あなたを推したいと思った日

覚悟を決めた瞬間から感情が溢れて止まらなくて、泣いたり笑ったり悩んだり、忙しい。
今までどこに隠れてたんだってくらいの情熱が胸を満たして、収まらない気持ちは涙としてこぼれて、でも不思議と心地よい。

ある俳優さんのことを好きになった。


好きになった動機は顔がめちゃくちゃタイプだったからなのだけど、彼について知れば知るほど、ずっと活動や表現を見ていたいと思うようになった。

顔だけじゃなくて彼の言葉や性格や考え方がとても好きで、彼がSNSを投稿したり雑誌に載ったり何か活動をしたりする度にはしゃいでいたら、友達に「こんなに浮かれているあなたは見たことない」と言われる始末だった。自分でもびっくりするくらい彼の活動や言葉が毎日の励みになっていて、彼を知ってからものすごく健康に過ごすことができている。

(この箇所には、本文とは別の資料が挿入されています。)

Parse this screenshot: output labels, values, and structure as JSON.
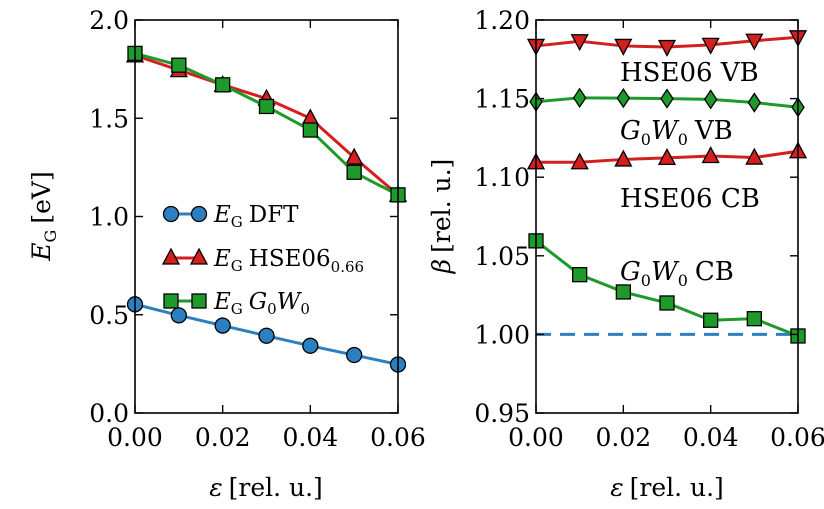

先日、彼のカレンダーイベントに行ってきた。カレンダーを購入したらサインをしてもらえて、少しだけ彼とお話できる時間がある。正直、こういった直接お話できるイベントはとても緊張するし、話すのが得意ではないのでものすごく不安だった。

彼は、とても、とても、優しかった。
今まで苦手ながらも芸人さんやバンドマンと直接お話することはあって、みんな客商売だし不快になる対応をする方なんて一人もいなかったけど、その誰よりも雰囲気が良くて話しやすかったと思う。私はガチガチに緊張してて死にそうだったけど。

私はただお礼が言いたかった。

まったく誇張ではなく、大好きな彼の顔やSNSでの言葉が毎日の励みで原動力で癒しで元気を貰ってる、ありがとうって言えればそれで十分だった。

なのに。

2回目が終わって、ブースから立ち去ったあと、話したいことがどんどん沸きだして止まらなかった。
彼を知ったラジオのこと、見に行った舞台のこと、そこであった嬉しかったこと、今度やる舞台のこと、雑誌のこと、サイン会のために買った服のこと、カレンダーのこと、それから、それから…。

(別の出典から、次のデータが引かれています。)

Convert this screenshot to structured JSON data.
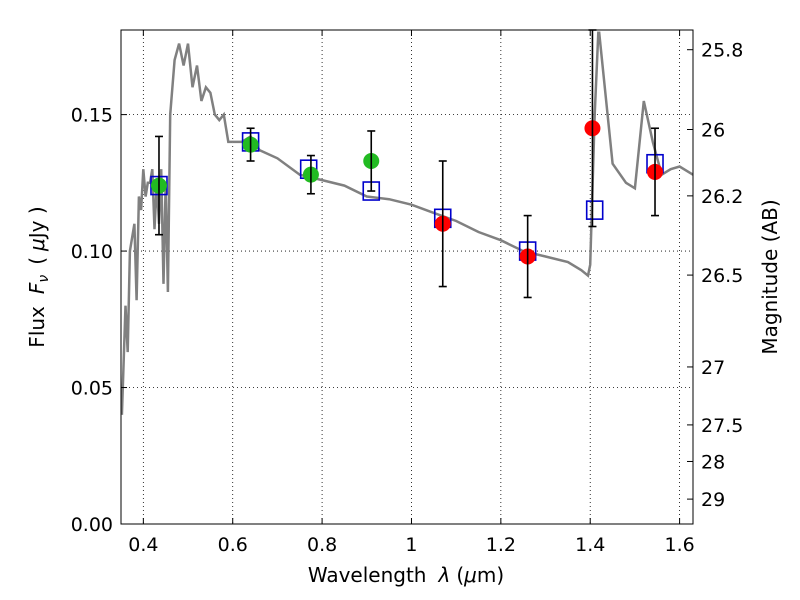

建物から出て駅から歩く道すがら、嬉しくて寂しくて胸がいっぱいで泣きそうだった。サイン会のために服を新調したと言った彼に感化されて着てきたお気に入りの真っ赤な古着のワンピースは、冬に差し掛かったオフィス街では浮いていて、それがまた寂しさを加速させた。
大阪に向かう新幹線の中でも、最寄り駅から自宅まで歩く夜道でも気が緩むと涙が止まらなかった。帰りたくなくて道にしゃがみこみそうになるのを堪えながらゆっくり歩を進めていた。

夢うつつのなかで、彼がその夜更新したInstagramはやっぱり優しくて思いやりに溢れていてそこにいた誰をも肯定する言葉で、また泣いた。

翌日、彼の主演舞台が発表された。

Twitterに吐き出しても繰り返し考えても止まらない。

私に何が出来るだろう。

私にしか出来ない方法で私にしか伝えられない言葉で彼を応援したいと強く願った。

彼を推そう、と覚悟を決めた。

飽きっぽくてめんどくさがりで好奇心旺盛で毎年色んなジャンルに首を突っ込んでいるような中途半端な私だけど。
せっかくの主演舞台だって全通しますって胸を張って言えるようなガッツもないような私だけど(これは本当に現実的に考えて厳しいので)。
終わりのことばかり考えてしまって一歩を踏み出せない私だけど。

でも、私にしか出来ないこともきっとある。

行かないつもりだった次の舞台のチケットを取った。
止まらない想いを届けたくて手紙を書いてポストに投函した。

届け、届け、と願って。

あなたを推したいと思った日のこと。